Monreale – Il consigliere comunale Sandro Russo risponde ai capigruppo: “Usciti dal letargo solo per attaccare, mai una parola sulle bollette pazze”.

“I capigruppo di maggioranza – fino a ieri in silenzio tombale davanti allo scandalo delle bollette pazze dell’AMAP – oggi riscoprono la voce e lo fanno solo per attaccare chi, come me, ha avuto il coraggio e il dovere di rappresentare il malessere e la rabbia dei cittadini. Mi chiedo dove fossero questi signori quando centinaia di famiglie monrealesi ricevevano fatturazioni incomprensibili e spropositate, in alcuni casi vere e proprie vessazioni. Dove erano mentre la gente faceva la fila per avere spiegazioni da un servizio inesistente? Cosa hanno detto ai loro elettori fino ad ora? Nulla. Silenzio. Complicità”.
“Io, Sandro Russo, consigliere del Partito Democratico, mi sono mosso sempre nel pieno rispetto del mandato ricevuto dai cittadini, e non ho mai nascosto che la raccolta firme è – e resta – uno strumento politico. Politico nel senso più nobile del termine: dare voce ai cittadini, far emergere un dissenso, chiedere conto a chi governa delle proprie scelte. Non ho bisogno di nascondermi dietro giochi di parole: è politica quella vera, che ascolta e si confronta. Non propaganda”.
“Chi oggi mi attacca lo fa perché teme una cittadinanza informata e mobilitata, non certo perché ha a cuore la trasparenza o la legalità, parole che usano a intermittenza. Se davvero avessero rispetto dei cittadini, si sarebbero battuti da mesi affinché AMAP fornisse servizi decenti e risposte chiare. E a proposito di trasparenza, forse sarebbe stato meglio che certi consiglieri avessero continuato a tacere, soprattutto considerato che, da quel che si mormora in città, qualche famiglia in questi giorni sembra aver trovato “sistemazione” proprio in AMAP. Chiaramente sarà solo una coincidenza, ma di certo non aiuta a rendere più credibili certe indignazioni improvvise”.

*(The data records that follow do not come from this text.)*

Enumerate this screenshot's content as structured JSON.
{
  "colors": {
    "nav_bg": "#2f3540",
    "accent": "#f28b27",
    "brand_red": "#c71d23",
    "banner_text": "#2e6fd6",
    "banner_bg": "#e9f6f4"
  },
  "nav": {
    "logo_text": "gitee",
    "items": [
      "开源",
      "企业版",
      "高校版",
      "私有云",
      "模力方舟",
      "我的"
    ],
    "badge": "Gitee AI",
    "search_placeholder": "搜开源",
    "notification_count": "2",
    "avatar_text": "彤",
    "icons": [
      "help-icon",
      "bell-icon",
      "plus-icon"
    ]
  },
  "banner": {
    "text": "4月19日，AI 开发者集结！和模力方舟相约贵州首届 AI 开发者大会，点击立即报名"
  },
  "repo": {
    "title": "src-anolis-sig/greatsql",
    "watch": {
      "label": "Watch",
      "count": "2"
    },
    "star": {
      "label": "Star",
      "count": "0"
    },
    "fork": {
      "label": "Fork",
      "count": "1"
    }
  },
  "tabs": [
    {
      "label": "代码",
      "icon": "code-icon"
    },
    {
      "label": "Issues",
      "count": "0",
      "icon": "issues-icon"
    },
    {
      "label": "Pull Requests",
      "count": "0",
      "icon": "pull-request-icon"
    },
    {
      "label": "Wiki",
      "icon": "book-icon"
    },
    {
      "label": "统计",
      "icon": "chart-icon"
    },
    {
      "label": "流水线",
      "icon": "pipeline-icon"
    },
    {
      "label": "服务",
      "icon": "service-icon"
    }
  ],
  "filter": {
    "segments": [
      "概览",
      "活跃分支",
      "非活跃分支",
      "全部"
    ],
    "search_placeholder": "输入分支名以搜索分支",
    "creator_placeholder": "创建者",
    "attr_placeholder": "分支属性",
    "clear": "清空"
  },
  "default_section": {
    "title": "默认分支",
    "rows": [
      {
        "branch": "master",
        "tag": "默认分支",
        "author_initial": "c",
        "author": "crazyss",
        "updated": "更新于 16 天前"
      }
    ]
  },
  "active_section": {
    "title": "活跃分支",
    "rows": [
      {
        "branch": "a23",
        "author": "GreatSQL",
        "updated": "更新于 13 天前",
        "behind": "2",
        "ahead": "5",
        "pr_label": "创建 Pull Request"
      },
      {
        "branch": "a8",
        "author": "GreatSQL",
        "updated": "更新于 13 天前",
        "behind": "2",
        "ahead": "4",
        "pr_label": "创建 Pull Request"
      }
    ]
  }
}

“È bene ricordarlo: solo grazie al nostro intervento e alla pressione pubblica esercitata anche tramite gli articoli sui giornali, AMAP ha iniziato – solo adesso – a fornire le prime risposte. Se non avessimo sollevato noi il caso, forse tutto sarebbe passato sotto silenzio.
Ma sia chiaro: questa vicenda non finisce qui. Finora ci siamo occupati delle incongruenze della bollettazione, ma il peggio potrebbe ancora arrivare”.
“Come anticipato anche da Monreale News in un approfondimento pubblicato il 14 luglio, i cittadini rischiano un vero e proprio salasso strutturale: secondo uno studio su una famiglia media di quattro persone, una bolletta quadrimestrale AMAP ammonterebbe a circa 200,92 euro, contro i 135,54 euro della precedente gestione comunale. Un aumento del 48%, che non dipende da errori temporanei o conguagli ma da nuove tariffe più alte destinate a ripetersi sistematicamente, quadrimestre dopo quadrimestre. E a pagare, come sempre, saranno i cittadini.
Invito dunque i capigruppo a non nascondersi dietro comunicati indignati dell’ultima ora e a rispondere piuttosto a una domanda semplice:
Questa gestione AMAP vi convince o no? La ritenete efficiente o no?
Perché se la risposta è no, allora vi siete svegliati troppo tardi. E se è sì, spiegatelo voi ai cittadini. Da parte mia, continuerò ad agire con determinazione e trasparenza, al fianco delle persone, e non mi farò intimidire da chi oggi urla solo per coprire mesi di imbarazzante silenzio”.